Valença do Minho, Portugal
The main shopping drag
Apart from shopping, Valença do Minho didn’t really have that much to offer except for the novelty of feeling like you were in another country. (Although I’ve been told it’s a great place to try Portuguese bacalhau or cod). Northern Portugal has so much more to offer: Porto’s crumbling riverside, Braga’s stunning Baroque churches, and Guimarães’ medieval castle. But it makes a nice pitstop on your way from Galicia south into Portugal.

Wednesday, April 22, 2015

Tui, a Cathedral Town on the Spanish-Portuguese Border

Tui Cathedral, Spain
Granite + greenery = Galicia
When I began my second year teaching in Galicia, I knew I wanted to go the completionist route and hit up all five of Galicia’s cathedrals and all seven of the region’s historical provincial capitals. Some of them, like Pontevedra, were only a quick train ride south from Santiago, but there were others, like Mondoñedo, that ended up being in distant valleys far from home and required a car to get there.
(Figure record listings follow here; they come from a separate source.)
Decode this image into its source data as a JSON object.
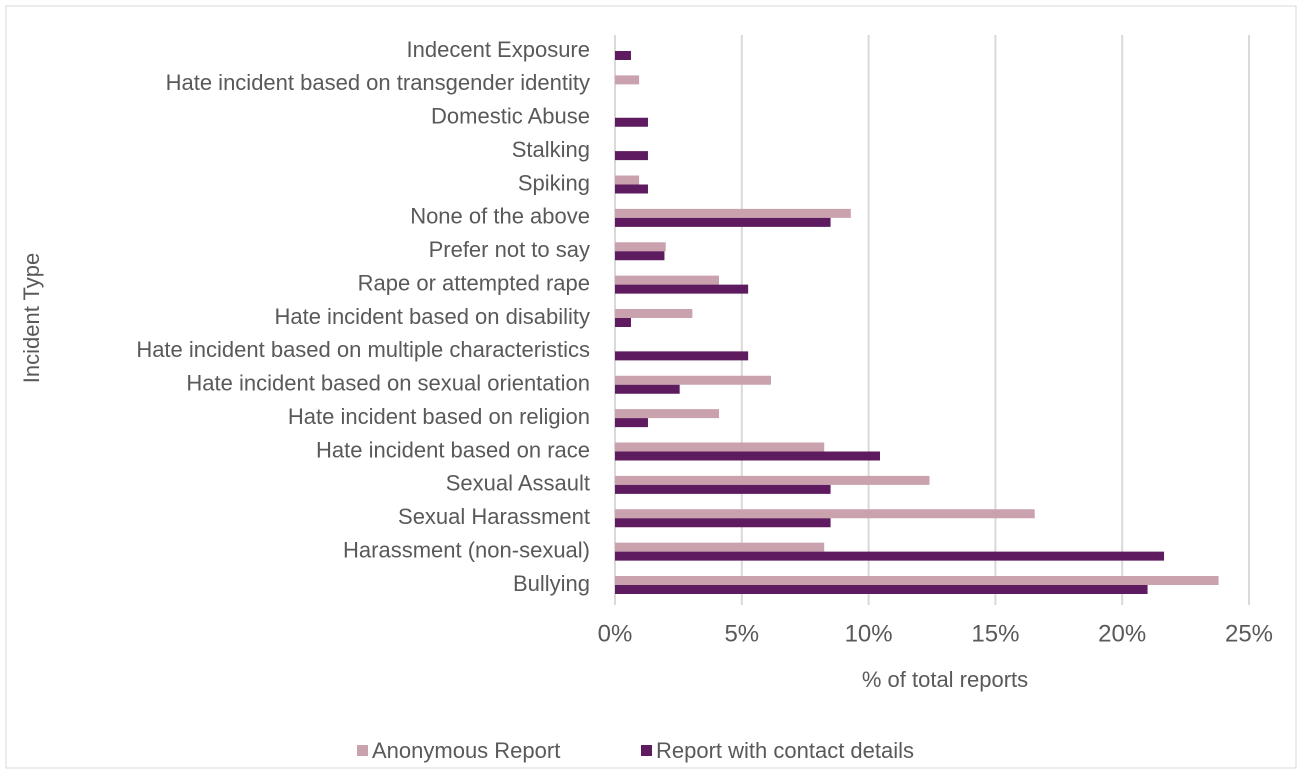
{
  "chart_data": {
    "type": "bar",
    "orientation": "horizontal",
    "x_label": "% of total reports",
    "y_label": "Incident Type",
    "categories": [
      "Indecent Exposure",
      "Hate incident based on transgender identity",
      "Domestic Abuse",
      "Stalking",
      "Spiking",
      "None of the above",
      "Prefer not to say",
      "Rape or attempted rape",
      "Hate incident based on disability",
      "Hate incident based on multiple characteristics",
      "Hate incident based on sexual orientation",
      "Hate incident based on religion",
      "Hate incident based on race",
      "Sexual Assault",
      "Sexual Harassment",
      "Harassment (non-sexual)",
      "Bullying"
    ],
    "series": [
      {
        "name": "Anonymous Report",
        "color": "#c9a2ad",
        "values": [
          0,
          0.95,
          0,
          0,
          0.95,
          9.3,
          2.0,
          4.1,
          3.05,
          0,
          6.15,
          4.1,
          8.25,
          12.4,
          16.55,
          8.25,
          23.8
        ]
      },
      {
        "name": "Report with contact details",
        "color": "#5e1b5f",
        "values": [
          0.63,
          0,
          1.3,
          1.3,
          1.3,
          8.5,
          1.95,
          5.25,
          0.63,
          5.25,
          2.55,
          1.3,
          10.45,
          8.5,
          8.5,
          21.65,
          21.0
        ]
      }
    ],
    "xlim": [
      0,
      25
    ],
    "xticks": [
      {
        "value": 0,
        "label": "0%"
      },
      {
        "value": 5,
        "label": "5%"
      },
      {
        "value": 10,
        "label": "10%"
      },
      {
        "value": 15,
        "label": "15%"
      },
      {
        "value": 20,
        "label": "20%"
      },
      {
        "value": 25,
        "label": "25%"
      }
    ],
    "grid": true,
    "legend": "bottom"
  }
}
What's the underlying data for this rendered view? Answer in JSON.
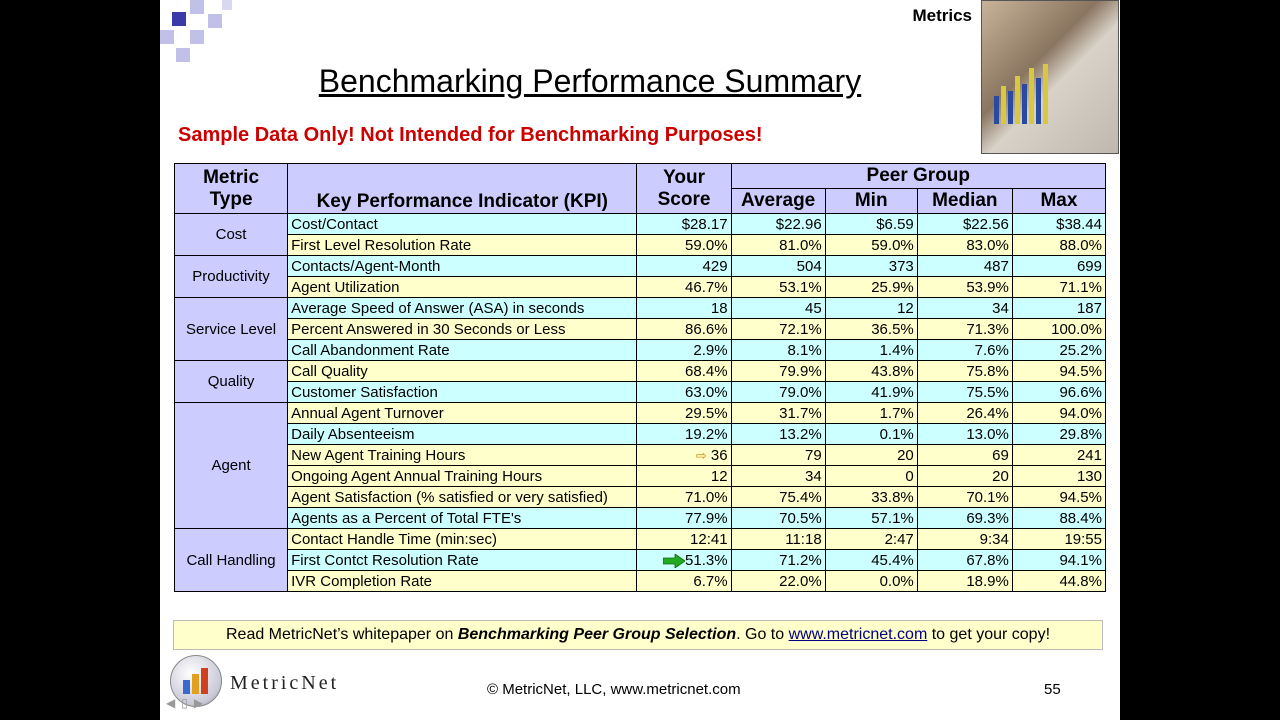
{
  "header": {
    "section_label": "Metrics"
  },
  "title": "Benchmarking Performance Summary",
  "subtitle": "Sample Data Only!  Not Intended for Benchmarking Purposes!",
  "table": {
    "headers": {
      "metric_type_1": "Metric",
      "metric_type_2": "Type",
      "kpi": "Key Performance Indicator (KPI)",
      "score_1": "Your",
      "score_2": "Score",
      "peer_group": "Peer Group",
      "average": "Average",
      "min": "Min",
      "median": "Median",
      "max": "Max"
    },
    "groups": [
      {
        "type": "Cost",
        "rows": [
          {
            "kpi": "Cost/Contact",
            "score": "$28.17",
            "average": "$22.96",
            "min": "$6.59",
            "median": "$22.56",
            "max": "$38.44"
          },
          {
            "kpi": "First Level Resolution Rate",
            "score": "59.0%",
            "average": "81.0%",
            "min": "59.0%",
            "median": "83.0%",
            "max": "88.0%"
          }
        ]
      },
      {
        "type": "Productivity",
        "rows": [
          {
            "kpi": "Contacts/Agent-Month",
            "score": "429",
            "average": "504",
            "min": "373",
            "median": "487",
            "max": "699"
          },
          {
            "kpi": "Agent Utilization",
            "score": "46.7%",
            "average": "53.1%",
            "min": "25.9%",
            "median": "53.9%",
            "max": "71.1%"
          }
        ]
      },
      {
        "type": "Service Level",
        "rows": [
          {
            "kpi": "Average Speed of Answer (ASA) in seconds",
            "score": "18",
            "average": "45",
            "min": "12",
            "median": "34",
            "max": "187"
          },
          {
            "kpi": "Percent Answered in 30 Seconds or Less",
            "score": "86.6%",
            "average": "72.1%",
            "min": "36.5%",
            "median": "71.3%",
            "max": "100.0%"
          },
          {
            "kpi": "Call Abandonment Rate",
            "score": "2.9%",
            "average": "8.1%",
            "min": "1.4%",
            "median": "7.6%",
            "max": "25.2%"
          }
        ]
      },
      {
        "type": "Quality",
        "rows": [
          {
            "kpi": "Call Quality",
            "score": "68.4%",
            "average": "79.9%",
            "min": "43.8%",
            "median": "75.8%",
            "max": "94.5%"
          },
          {
            "kpi": "Customer Satisfaction",
            "score": "63.0%",
            "average": "79.0%",
            "min": "41.9%",
            "median": "75.5%",
            "max": "96.6%"
          }
        ]
      },
      {
        "type": "Agent",
        "rows": [
          {
            "kpi": "Annual Agent Turnover",
            "score": "29.5%",
            "average": "31.7%",
            "min": "1.7%",
            "median": "26.4%",
            "max": "94.0%"
          },
          {
            "kpi": "Daily Absenteeism",
            "score": "19.2%",
            "average": "13.2%",
            "min": "0.1%",
            "median": "13.0%",
            "max": "29.8%"
          },
          {
            "kpi": "New Agent Training Hours",
            "score": "36",
            "average": "79",
            "min": "20",
            "median": "69",
            "max": "241"
          },
          {
            "kpi": "Ongoing Agent Annual Training Hours",
            "score": "12",
            "average": "34",
            "min": "0",
            "median": "20",
            "max": "130"
          },
          {
            "kpi": "Agent Satisfaction (% satisfied or very satisfied)",
            "score": "71.0%",
            "average": "75.4%",
            "min": "33.8%",
            "median": "70.1%",
            "max": "94.5%"
          },
          {
            "kpi": "Agents as a Percent of Total FTE's",
            "score": "77.9%",
            "average": "70.5%",
            "min": "57.1%",
            "median": "69.3%",
            "max": "88.4%"
          }
        ]
      },
      {
        "type": "Call Handling",
        "rows": [
          {
            "kpi": "Contact Handle Time (min:sec)",
            "score": "12:41",
            "average": "11:18",
            "min": "2:47",
            "median": "9:34",
            "max": "19:55"
          },
          {
            "kpi": "First Contct Resolution Rate",
            "score": "51.3%",
            "average": "71.2%",
            "min": "45.4%",
            "median": "67.8%",
            "max": "94.1%"
          },
          {
            "kpi": "IVR Completion Rate",
            "score": "6.7%",
            "average": "22.0%",
            "min": "0.0%",
            "median": "18.9%",
            "max": "44.8%"
          }
        ]
      }
    ]
  },
  "footer": {
    "text_1": "Read MetricNet’s whitepaper on ",
    "text_bold": "Benchmarking Peer Group Selection",
    "text_2": ".  Go to ",
    "link": "www.metricnet.com",
    "text_3": " to get your copy!"
  },
  "logo_text": "MetricNet",
  "copyright": "© MetricNet, LLC, www.metricnet.com",
  "page_number": "55",
  "colors": {
    "header_bg": "#ccccff",
    "row_cyan": "#ccffff",
    "row_yellow": "#ffffcc",
    "subtitle": "#cc0000"
  }
}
So naturally I jumped at the chance to explore the border town of Tui when two Spanish friends invited me to ride with them down there for a traditional autumn dinner in their village.

Tui Cathedral, Spain
Gothic façade
Outside of Tui’s city center (mere minutes from Portugal) we settled down at the Ribadelouro community center, where they were selling 10€ tickets for an all-you-can-eat cookout supper. My housemate and I were the only two non-Spaniards in attendance that evening; everyone else had probably grown up in the countryside or was married to someone who did. It was sometimes difficult to follow along with the conversations as there were a good hundred or so people eating in a loud communal dining hall, but we made it work in some mixture of Galician and Spanish.

Tui Cathedral, Spain
Gothic sculpted portico
The dinner itself was out of control. We started off with plates of chewy chorizo and the most tender orellas (pig ear) I’ve ever had, lightly seasoned with olive oil and smoked paprika. The main course was carne ao caldeiro, enormous hunks of beef boiled in a pot (a caldeiro) along with potatoes and a little bit of lard for flavor. And then came the desserts. And the café de pota (drip coffee). And then the sobremesa: that conversation you have when you’re too stuffed to get up from the table so you just sit and chat until things digest.